Dennis Kerrison, 69, from Surrey, Paul Jennings, 57, from Cheshire and Miltiades Papachristos, 51, a Greek citizen, were all jailed for their role in the notorious Innospec bribery case. Their crimes were deeply unpleasant: they conspired to bribe state officials in Indonesia and Iraq to buy Innospec's chemicals. In the case of Indonesia, this included the lead additive in petrol banned in the UK and elsewhere for causing severe brain damage, particularly in children. Thanks to these men's complicity in the bribery, the Indonesian people were exposed to leaded petrol long after the government there had wanted to eliminate it.
But despite the seriousness of their actions, the lengths of the sentences – four years in the case of Kerrison – came as a shock to the City. Particularly in the case of Jennings, who was sentenced to two years despite having pleaded guilty in 2012.

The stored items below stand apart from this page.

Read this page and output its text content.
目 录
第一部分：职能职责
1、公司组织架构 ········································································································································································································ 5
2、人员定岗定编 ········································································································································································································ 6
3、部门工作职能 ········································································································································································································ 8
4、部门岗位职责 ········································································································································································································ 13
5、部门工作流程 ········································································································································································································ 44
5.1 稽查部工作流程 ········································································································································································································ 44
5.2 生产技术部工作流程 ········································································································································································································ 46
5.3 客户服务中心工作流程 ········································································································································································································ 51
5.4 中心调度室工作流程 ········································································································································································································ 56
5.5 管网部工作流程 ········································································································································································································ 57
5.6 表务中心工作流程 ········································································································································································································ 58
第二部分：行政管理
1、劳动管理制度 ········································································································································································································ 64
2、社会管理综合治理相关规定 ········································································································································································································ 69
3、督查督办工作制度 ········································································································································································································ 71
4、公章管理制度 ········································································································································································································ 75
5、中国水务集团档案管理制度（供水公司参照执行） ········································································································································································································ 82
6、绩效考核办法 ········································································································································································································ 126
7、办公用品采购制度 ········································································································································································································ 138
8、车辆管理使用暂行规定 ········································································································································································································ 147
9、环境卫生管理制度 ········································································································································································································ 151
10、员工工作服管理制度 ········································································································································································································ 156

For the Serious Fraud Office (SFO), the jail terms are a triumph. The City's police had already obtained successful prosecutions of the company, resulting in multi-million pound corporate fines. They could have stopped there. But, to the surprise of many in the financial world used to decades of relative impunity for individuals, the SFO prosecuted the bosses of the company too – right to the bitter end.
It was to the democratic good that the company's actions, and those of its directors, were dissected by barristers in public. White-collar crime, particularly bribery in emerging or war-torn economies, is far more serious than the publicity it usually receives reflects – and it is instructive how little coverage the Innospec scandal has received. As the judge said last week: "None of these defendants would consider themselves in the same category as common criminals who commit crimes of dishonesty or violence … but the real harm lies in the effect on public life, the effect on community and, in particular with this corruption, its effect on the environment."

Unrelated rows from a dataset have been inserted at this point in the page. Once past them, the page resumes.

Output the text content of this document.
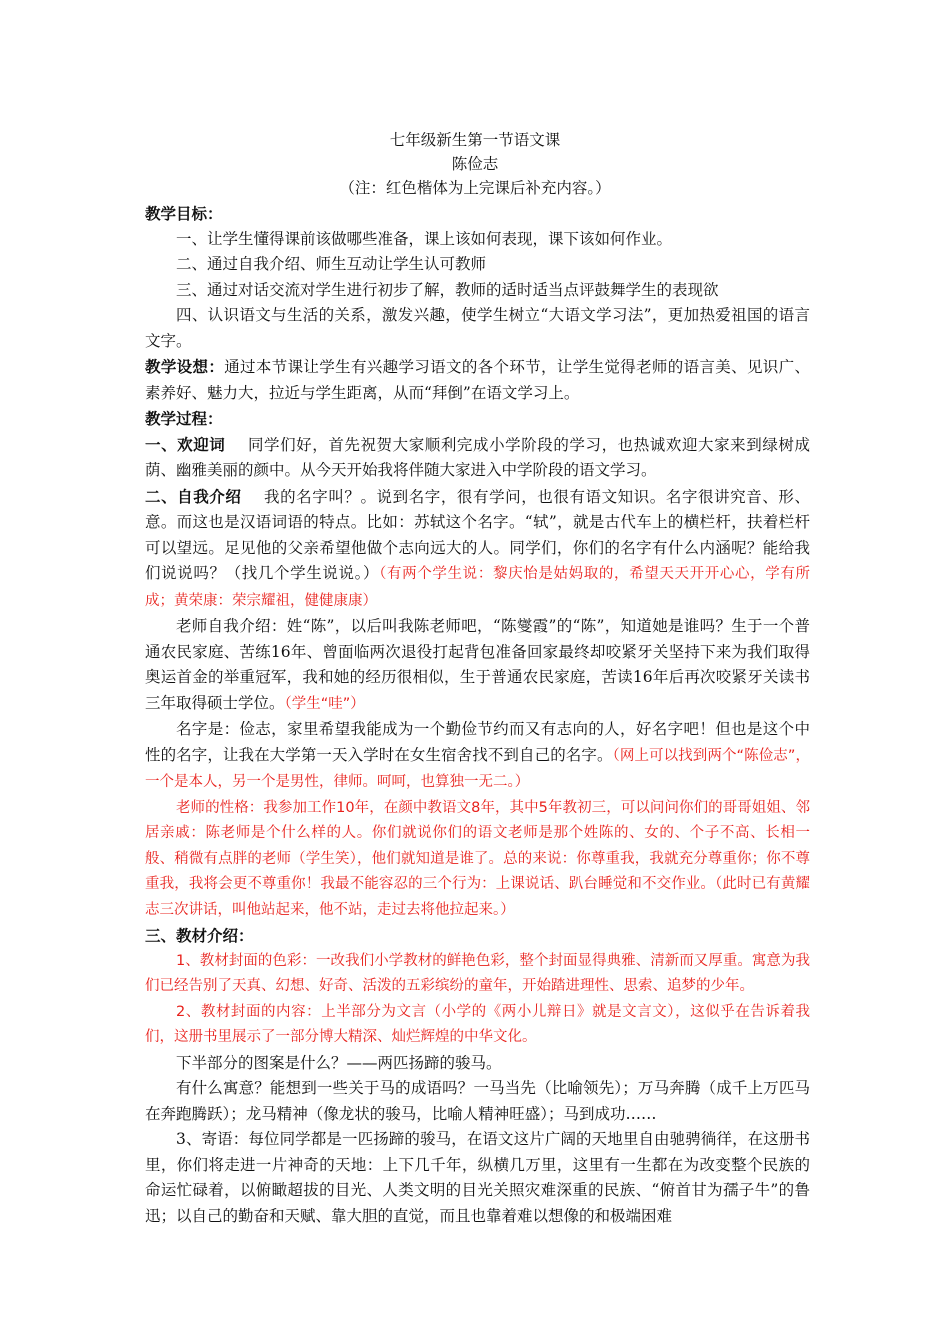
七年级新生第一节语文课
陈俭志
（注：红色楷体为上完课后补充内容。）

教学目标：

一、让学生懂得课前该做哪些准备，课上该如何表现，课下该如何作业。

二、通过自我介绍、师生互动让学生认可教师

三、通过对话交流对学生进行初步了解，教师的适时适当点评鼓舞学生的表现欲

四、认识语文与生活的关系，激发兴趣，使学生树立“大语文学习法”，更加热爱祖国的语言文字。

教学设想：通过本节课让学生有兴趣学习语文的各个环节，让学生觉得老师的语言美、见识广、素养好、魅力大，拉近与学生距离，从而“拜倒”在语文学习上。

教学过程：

一、欢迎词 同学们好，首先祝贺大家顺利完成小学阶段的学习，也热诚欢迎大家来到绿树成荫、幽雅美丽的颜中。从今天开始我将伴随大家进入中学阶段的语文学习。

二、自我介绍 我的名字叫？。说到名字，很有学问，也很有语文知识。名字很讲究音、形、意。而这也是汉语词语的特点。比如：苏轼这个名字。“轼”，就是古代车上的横栏杆，扶着栏杆可以望远。足见他的父亲希望他做个志向远大的人。同学们，你们的名字有什么内涵呢？能给我们说说吗？（找几个学生说说。）（有两个学生说：黎庆怡是姑妈取的，希望天天开开心心，学有所成；黄荣康：荣宗耀祖，健健康康）

老师自我介绍：姓“陈”，以后叫我陈老师吧，“陈燮霞”的“陈”，知道她是谁吗？生于一个普通农民家庭、苦练16年、曾面临两次退役打起背包准备回家最终却咬紧牙关坚持下来为我们取得奥运首金的举重冠军，我和她的经历很相似，生于普通农民家庭，苦读16年后再次咬紧牙关读书三年取得硕士学位。（学生“哇”）

名字是：俭志，家里希望我能成为一个勤俭节约而又有志向的人，好名字吧！但也是这个中性的名字，让我在大学第一天入学时在女生宿舍找不到自己的名字。（网上可以找到两个“陈俭志”，一个是本人，另一个是男性，律师。呵呵，也算独一无二。）

老师的性格：我参加工作10年，在颜中教语文8年，其中5年教初三，可以问问你们的哥哥姐姐、邻居亲戚：陈老师是个什么样的人。你们就说你们的语文老师是那个姓陈的、女的、个子不高、长相一般、稍微有点胖的老师（学生笑），他们就知道是谁了。总的来说：你尊重我，我就充分尊重你；你不尊重我，我将会更不尊重你！我最不能容忍的三个行为：上课说话、趴台睡觉和不交作业。（此时已有黄耀志三次讲话，叫他站起来，他不站，走过去将他拉起来。）

三、教材介绍：

1、教材封面的色彩：一改我们小学教材的鲜艳色彩，整个封面显得典雅、清新而又厚重。寓意为我们已经告别了天真、幻想、好奇、活泼的五彩缤纷的童年，开始踏进理性、思索、追梦的少年。

2、教材封面的内容：上半部分为文言（小学的《两小儿辩日》就是文言文），这似乎在告诉着我们，这册书里展示了一部分博大精深、灿烂辉煌的中华文化。

下半部分的图案是什么？——两匹扬蹄的骏马。

有什么寓意？能想到一些关于马的成语吗？一马当先（比喻领先）；万马奔腾（成千上万匹马在奔跑腾跃）；龙马精神（像龙状的骏马，比喻人精神旺盛）；马到成功……

3、寄语：每位同学都是一匹扬蹄的骏马，在语文这片广阔的天地里自由驰骋徜徉，在这册书里，你们将走进一片神奇的天地：上下几千年，纵横几万里，这里有一生都在为改变整个民族的命运忙碌着，以俯瞰超拔的目光、人类文明的目光关照灾难深重的民族、“俯首甘为孺子牛”的鲁迅；以自己的勤奋和天赋、靠大胆的直觉，而且也靠着难以想像的和极端困难
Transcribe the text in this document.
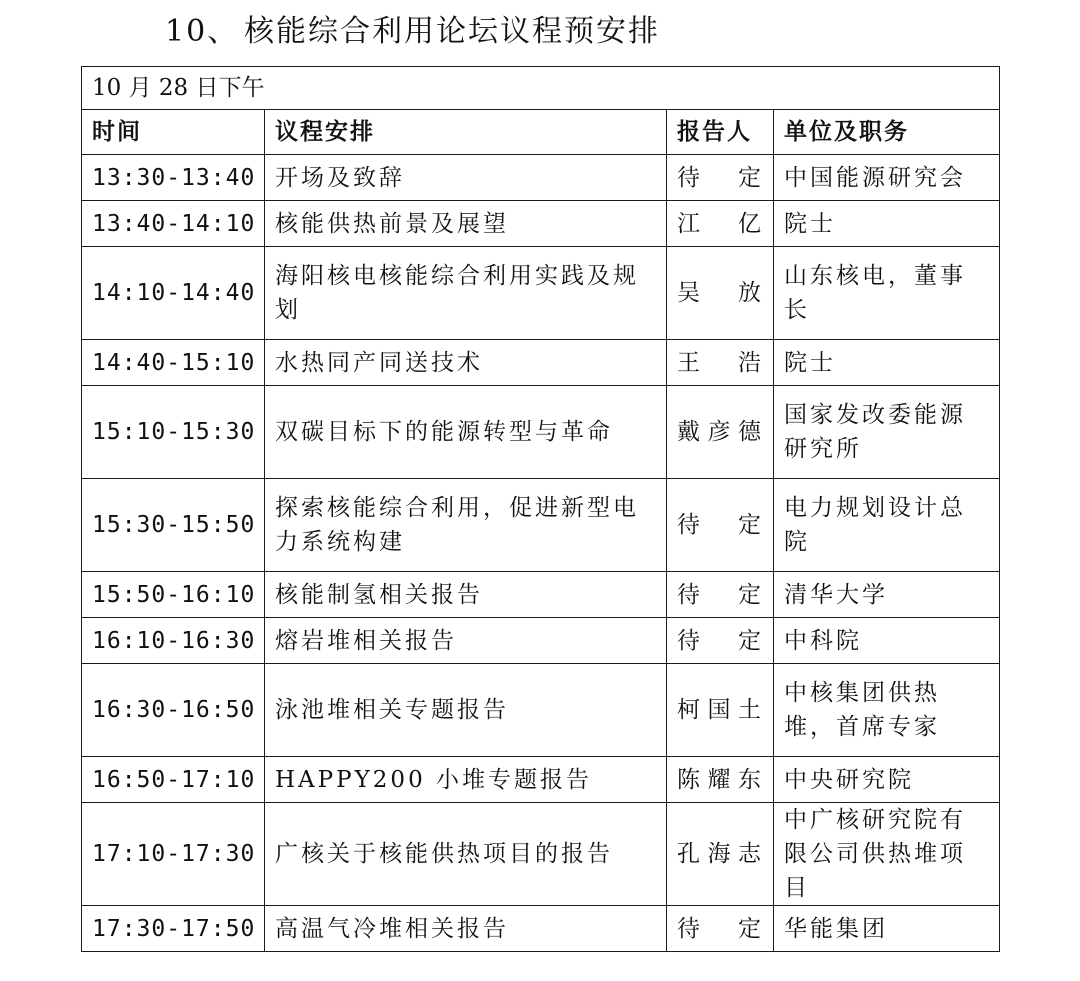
10、 核能综合利用论坛议程预安排
10 月 28 日下午			
时间	议程安排	报告人	单位及职务
13:30-13:40	开场及致辞	待 定	中国能源研究会
13:40-14:10	核能供热前景及展望	江 亿	院士
14:10-14:40	海阳核电核能综合利用实践及规划	吴 放	山东核电，董事长
14:40-15:10	水热同产同送技术	王 浩	院士
15:10-15:30	双碳目标下的能源转型与革命	戴彦德	国家发改委能源研究所
15:30-15:50	探索核能综合利用，促进新型电力系统构建	待 定	电力规划设计总院
15:50-16:10	核能制氢相关报告	待 定	清华大学
16:10-16:30	熔岩堆相关报告	待 定	中科院
16:30-16:50	泳池堆相关专题报告	柯国土	中核集团供热堆，首席专家
16:50-17:10	HAPPY200 小堆专题报告	陈耀东	中央研究院
17:10-17:30	广核关于核能供热项目的报告	孔海志	中广核研究院有限公司供热堆项目
17:30-17:50	高温气冷堆相关报告	待 定	华能集团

But the scrutiny of business people's wrongdoing is, I fear, to be severely lessened under new powers for the SFO allowing companies to effectively plea bargain their crimes away in return for a hefty fine and no trial. These so-called deferred prosecution agreements are based on the US model which has garnered billions of dollars in fines, but potentially seen serious crimes committed by very well-paid executives swept into filing cabinets that will remain locked for ever more in prosecutors' offices.
For, while deferred prosecution deals make it easier to raise fines from companies, they foster a perception that corporate corruption is not as serious as, say, ATM fraud by gangs. Imagine the uproar in the popular press if a gang of east European credit-card cloners paid off the courts with a £50,000 fine and a promise not to do it again.
It's easy to see why the SFO might want to go down the plea-bargain route. This underfunded organisation has blundered repeatedly in attempts to take on the richest people, and organisations, in the land. But to let off the criminal companies with fines – which will inevitably be a fraction of their weekly profits – adds to the temptation of employees and directors to see potential settlements with the SFO as part of the everyday cost of doing dirty business.
In fairness, SFO director David Green is aware of such criticism. That is why he has been telling City law firms – who will be negotiating on behalf of the corporate criminals – that he will be seeking to step up prosecution of individuals as well as striking deferred prosecution deals.
But how easy will it be to encourage companies to cop a plea while also offering up their employees? Some lawyers argue: not very. For starters, the prosecutions of individuals will involve damaging revelations about company behaviour. That evidence could trigger civil claims from shareholders and others. And for seconds, the directors negotiating with the SFO on potential deferred prosecution agreements may themselves be involved in the criminal behaviour that could lead to the dock.
Add to that, the SFO's record on bungling cases – from the Guinness scandal to this year's collapse of the Robert Tchenguiz investigation – and you get some hefty incentives to companies to declare: "See you in court."